In the border city of Nogales in Sonora, activist Karina de la Cruz explains how she helped a rape survivor have an abortion using medication. When the woman went to hospital for post-abortion complications, she faced strong disapproval.

“A gynecologist harassed her to confess she had had an abortion. The doctor threatened her with reporting her case to the public prosecutor’s office,” De la Cruz said. “The girl was very scared, but she stuck to her line of saying: ‘No, I didn’t do anything,’ and eventually they left her alone.”

Conservative politicians are ultimately the cause of this continued criminalization, say feminist activists working to expand reproductive choice.

Chihuahua governor María Eugenia Campos – who wore the anti-abortion movement’s light blue scarf on her first public outing – and most lawmakers in the state are conservative. An initiative to legalize elective abortions up to 12 weeks remains “frozen” in Congress, according to Mariela Castro from Marea Verde Chihuahua.The governor “made it clear that there would be a sustained battle against the pursuit of our rights,” Castro said.

But Marea Verde and Aborto Seguro are fighting back in court. They have introduced 70 filings seeking judicial orders for abortions – which will mean that named women, although not pregnant at the moment of filing, can use the protection if in the future they decide to have an abortion. Several have been granted by local courts; in March, one reached the Supreme Court.
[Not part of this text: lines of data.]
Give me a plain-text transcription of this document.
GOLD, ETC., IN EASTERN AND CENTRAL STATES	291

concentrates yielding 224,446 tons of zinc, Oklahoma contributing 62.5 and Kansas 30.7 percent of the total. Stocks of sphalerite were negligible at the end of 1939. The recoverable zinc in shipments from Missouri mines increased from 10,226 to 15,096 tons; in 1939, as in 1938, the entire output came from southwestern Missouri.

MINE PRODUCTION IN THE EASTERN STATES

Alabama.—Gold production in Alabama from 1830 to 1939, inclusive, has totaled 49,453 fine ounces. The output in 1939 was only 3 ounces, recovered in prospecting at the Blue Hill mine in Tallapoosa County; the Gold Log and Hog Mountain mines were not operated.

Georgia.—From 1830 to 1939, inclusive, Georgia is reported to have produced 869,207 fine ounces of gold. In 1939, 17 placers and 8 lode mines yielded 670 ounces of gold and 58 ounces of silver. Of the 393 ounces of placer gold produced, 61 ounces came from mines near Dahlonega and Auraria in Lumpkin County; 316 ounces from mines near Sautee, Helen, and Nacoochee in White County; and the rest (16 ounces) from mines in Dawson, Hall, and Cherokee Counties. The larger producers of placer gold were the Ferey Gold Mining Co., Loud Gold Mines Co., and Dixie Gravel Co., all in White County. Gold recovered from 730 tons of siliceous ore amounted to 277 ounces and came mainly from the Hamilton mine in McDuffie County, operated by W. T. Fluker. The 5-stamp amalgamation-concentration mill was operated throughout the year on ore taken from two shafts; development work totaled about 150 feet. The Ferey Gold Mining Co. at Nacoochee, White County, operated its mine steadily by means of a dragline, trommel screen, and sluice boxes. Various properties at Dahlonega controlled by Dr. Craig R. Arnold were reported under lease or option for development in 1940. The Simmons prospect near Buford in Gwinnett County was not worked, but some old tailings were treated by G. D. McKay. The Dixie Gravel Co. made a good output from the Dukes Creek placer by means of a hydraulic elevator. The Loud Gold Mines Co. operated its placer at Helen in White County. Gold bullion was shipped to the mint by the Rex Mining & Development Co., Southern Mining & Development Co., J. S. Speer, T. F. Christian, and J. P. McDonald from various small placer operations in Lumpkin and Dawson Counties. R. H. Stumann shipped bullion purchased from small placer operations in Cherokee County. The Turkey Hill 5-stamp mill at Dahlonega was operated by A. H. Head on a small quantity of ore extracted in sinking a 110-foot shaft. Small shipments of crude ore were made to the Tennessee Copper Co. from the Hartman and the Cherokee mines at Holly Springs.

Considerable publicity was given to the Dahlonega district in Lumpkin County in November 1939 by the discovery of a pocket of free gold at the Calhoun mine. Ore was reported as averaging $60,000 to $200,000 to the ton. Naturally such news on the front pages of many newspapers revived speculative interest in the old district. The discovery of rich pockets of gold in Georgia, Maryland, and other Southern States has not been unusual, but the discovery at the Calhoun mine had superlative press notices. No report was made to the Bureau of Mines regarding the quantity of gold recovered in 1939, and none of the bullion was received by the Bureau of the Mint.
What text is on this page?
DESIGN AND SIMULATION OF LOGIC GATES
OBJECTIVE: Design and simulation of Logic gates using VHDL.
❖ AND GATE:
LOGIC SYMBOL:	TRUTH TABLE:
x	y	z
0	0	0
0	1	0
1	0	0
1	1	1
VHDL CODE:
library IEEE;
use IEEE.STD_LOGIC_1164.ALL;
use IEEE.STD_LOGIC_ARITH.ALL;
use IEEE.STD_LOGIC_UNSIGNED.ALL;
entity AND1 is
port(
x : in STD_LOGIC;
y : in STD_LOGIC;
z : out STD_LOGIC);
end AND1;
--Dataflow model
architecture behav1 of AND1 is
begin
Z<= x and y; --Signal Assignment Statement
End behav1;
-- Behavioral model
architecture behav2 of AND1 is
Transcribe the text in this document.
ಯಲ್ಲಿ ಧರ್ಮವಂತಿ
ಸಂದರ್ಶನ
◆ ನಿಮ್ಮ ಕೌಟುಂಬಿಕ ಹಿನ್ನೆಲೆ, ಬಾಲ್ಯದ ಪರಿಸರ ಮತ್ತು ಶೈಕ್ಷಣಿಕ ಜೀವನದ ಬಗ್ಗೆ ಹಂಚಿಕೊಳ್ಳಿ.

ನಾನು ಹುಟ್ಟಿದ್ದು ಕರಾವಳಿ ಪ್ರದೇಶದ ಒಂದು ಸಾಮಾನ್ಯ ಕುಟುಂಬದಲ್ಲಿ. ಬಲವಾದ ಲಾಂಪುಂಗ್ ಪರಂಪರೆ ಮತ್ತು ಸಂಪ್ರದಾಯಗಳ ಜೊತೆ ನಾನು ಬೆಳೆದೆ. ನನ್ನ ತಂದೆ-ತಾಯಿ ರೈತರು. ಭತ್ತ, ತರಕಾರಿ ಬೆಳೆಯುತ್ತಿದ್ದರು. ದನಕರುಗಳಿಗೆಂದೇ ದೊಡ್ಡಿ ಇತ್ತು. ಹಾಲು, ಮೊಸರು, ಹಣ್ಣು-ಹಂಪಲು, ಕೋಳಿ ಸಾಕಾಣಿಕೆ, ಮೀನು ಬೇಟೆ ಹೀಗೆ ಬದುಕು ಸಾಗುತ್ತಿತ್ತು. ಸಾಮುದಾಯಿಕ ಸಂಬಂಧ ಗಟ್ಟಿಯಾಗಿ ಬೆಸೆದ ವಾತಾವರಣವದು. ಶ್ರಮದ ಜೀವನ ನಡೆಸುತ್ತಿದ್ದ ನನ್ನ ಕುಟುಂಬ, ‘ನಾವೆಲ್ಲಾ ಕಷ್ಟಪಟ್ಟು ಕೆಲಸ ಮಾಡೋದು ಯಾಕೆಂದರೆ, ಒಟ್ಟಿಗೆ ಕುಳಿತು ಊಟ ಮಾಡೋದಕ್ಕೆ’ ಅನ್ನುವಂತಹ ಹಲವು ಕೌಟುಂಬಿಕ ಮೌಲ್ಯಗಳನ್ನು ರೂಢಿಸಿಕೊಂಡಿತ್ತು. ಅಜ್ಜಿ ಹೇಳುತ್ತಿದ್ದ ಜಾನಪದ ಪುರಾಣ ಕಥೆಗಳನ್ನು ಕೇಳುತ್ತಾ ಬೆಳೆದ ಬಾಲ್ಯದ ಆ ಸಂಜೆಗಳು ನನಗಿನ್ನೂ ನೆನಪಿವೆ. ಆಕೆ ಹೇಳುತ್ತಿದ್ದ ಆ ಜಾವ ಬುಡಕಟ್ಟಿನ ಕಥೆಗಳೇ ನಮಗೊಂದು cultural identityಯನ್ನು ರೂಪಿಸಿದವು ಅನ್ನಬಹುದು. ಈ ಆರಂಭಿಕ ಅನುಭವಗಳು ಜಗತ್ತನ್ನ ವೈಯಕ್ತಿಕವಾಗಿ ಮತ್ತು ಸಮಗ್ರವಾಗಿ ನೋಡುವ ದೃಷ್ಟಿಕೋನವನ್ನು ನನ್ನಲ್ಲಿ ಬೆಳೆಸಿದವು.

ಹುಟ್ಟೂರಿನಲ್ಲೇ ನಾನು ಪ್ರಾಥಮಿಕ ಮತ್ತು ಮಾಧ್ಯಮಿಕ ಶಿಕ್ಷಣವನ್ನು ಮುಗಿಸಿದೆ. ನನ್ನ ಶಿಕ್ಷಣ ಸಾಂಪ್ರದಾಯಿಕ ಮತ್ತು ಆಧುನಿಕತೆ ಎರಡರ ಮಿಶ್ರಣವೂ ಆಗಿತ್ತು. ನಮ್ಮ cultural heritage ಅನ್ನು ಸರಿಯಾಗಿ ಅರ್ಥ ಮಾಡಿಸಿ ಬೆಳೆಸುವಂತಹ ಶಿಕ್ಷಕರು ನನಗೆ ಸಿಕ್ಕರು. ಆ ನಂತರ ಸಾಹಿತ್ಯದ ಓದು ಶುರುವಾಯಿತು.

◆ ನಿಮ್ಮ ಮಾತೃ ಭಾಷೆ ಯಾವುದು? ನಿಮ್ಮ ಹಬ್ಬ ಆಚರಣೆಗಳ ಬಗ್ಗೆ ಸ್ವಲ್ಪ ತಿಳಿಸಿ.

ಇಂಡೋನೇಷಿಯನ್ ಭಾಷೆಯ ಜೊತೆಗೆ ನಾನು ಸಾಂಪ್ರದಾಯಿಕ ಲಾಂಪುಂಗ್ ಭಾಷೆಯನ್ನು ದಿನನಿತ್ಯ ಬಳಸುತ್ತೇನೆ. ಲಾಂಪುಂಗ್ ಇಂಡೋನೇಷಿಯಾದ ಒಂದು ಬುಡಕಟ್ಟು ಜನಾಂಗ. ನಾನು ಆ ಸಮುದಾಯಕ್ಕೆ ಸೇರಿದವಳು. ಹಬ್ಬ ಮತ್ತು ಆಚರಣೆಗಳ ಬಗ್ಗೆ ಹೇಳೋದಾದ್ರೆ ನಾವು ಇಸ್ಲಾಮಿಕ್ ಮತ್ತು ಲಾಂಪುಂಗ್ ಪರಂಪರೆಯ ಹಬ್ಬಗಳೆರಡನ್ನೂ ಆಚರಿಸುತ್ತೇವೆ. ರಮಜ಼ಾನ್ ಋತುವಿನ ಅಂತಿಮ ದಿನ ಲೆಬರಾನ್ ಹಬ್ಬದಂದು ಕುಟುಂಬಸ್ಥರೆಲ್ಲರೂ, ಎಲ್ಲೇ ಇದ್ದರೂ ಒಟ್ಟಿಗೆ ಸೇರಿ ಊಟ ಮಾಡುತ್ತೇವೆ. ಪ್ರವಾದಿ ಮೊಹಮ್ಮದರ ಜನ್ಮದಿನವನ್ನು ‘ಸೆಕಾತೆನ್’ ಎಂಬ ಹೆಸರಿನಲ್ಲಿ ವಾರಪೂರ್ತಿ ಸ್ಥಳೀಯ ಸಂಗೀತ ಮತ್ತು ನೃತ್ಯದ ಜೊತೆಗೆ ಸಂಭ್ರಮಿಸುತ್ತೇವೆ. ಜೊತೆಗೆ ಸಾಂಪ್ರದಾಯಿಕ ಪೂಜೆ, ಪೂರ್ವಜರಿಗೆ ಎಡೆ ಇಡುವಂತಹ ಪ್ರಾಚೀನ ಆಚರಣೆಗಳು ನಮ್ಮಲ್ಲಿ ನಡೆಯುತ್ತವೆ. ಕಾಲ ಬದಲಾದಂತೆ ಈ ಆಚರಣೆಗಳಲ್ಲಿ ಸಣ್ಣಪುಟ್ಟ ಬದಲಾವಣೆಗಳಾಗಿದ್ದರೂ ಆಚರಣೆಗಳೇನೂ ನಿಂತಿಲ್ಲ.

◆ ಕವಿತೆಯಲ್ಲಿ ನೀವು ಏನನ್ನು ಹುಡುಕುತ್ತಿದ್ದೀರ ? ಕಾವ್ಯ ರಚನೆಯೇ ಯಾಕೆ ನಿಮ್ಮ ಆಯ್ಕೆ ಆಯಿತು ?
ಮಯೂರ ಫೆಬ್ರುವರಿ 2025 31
These organisations, supported by a civil rights legal group called AbortistasMx, are preparing a collective writ of protection – a legal action allowing people to challenge authorities that they believe are violating their rights – asking the state authorities and hospitals to fully enforce NOM-046. They have so far collected around 312 signatures.

In Chihuahua, the groups have led a state-wide campaign involving 13 collective writs, with seven already granted – effectively meaning state courts have accepted the protection of abortion rights. With 24 signatures issued per collective writ, 168 people are protected and 144 more are awaiting the court’s resolutions.

However, some states are pushing back on abortion rights.

Nuevo León amended its constitution in 2019 to protect life from conception, a move that was overruled in 2022 by the Supreme Court, as states lack the constitutional reach to define personhood and the beginning of human life. But state governor Samuel García has again urged congress to include this definition in a fresh round of constitutional reforms.

Feminists who provide abortion pills in the state capital, Monterrey, are unafraid of local restrictions to their work, believing federal legislation such as NOM-046 will ultimately protect them.

“We don’t feel threatened by these legal issues,” said Vanessa Jiménez from feminist group Necesito Abortar. “This is a right, and we are going to defend this right, and women need to [embrace] the right to choose about their own bodies.”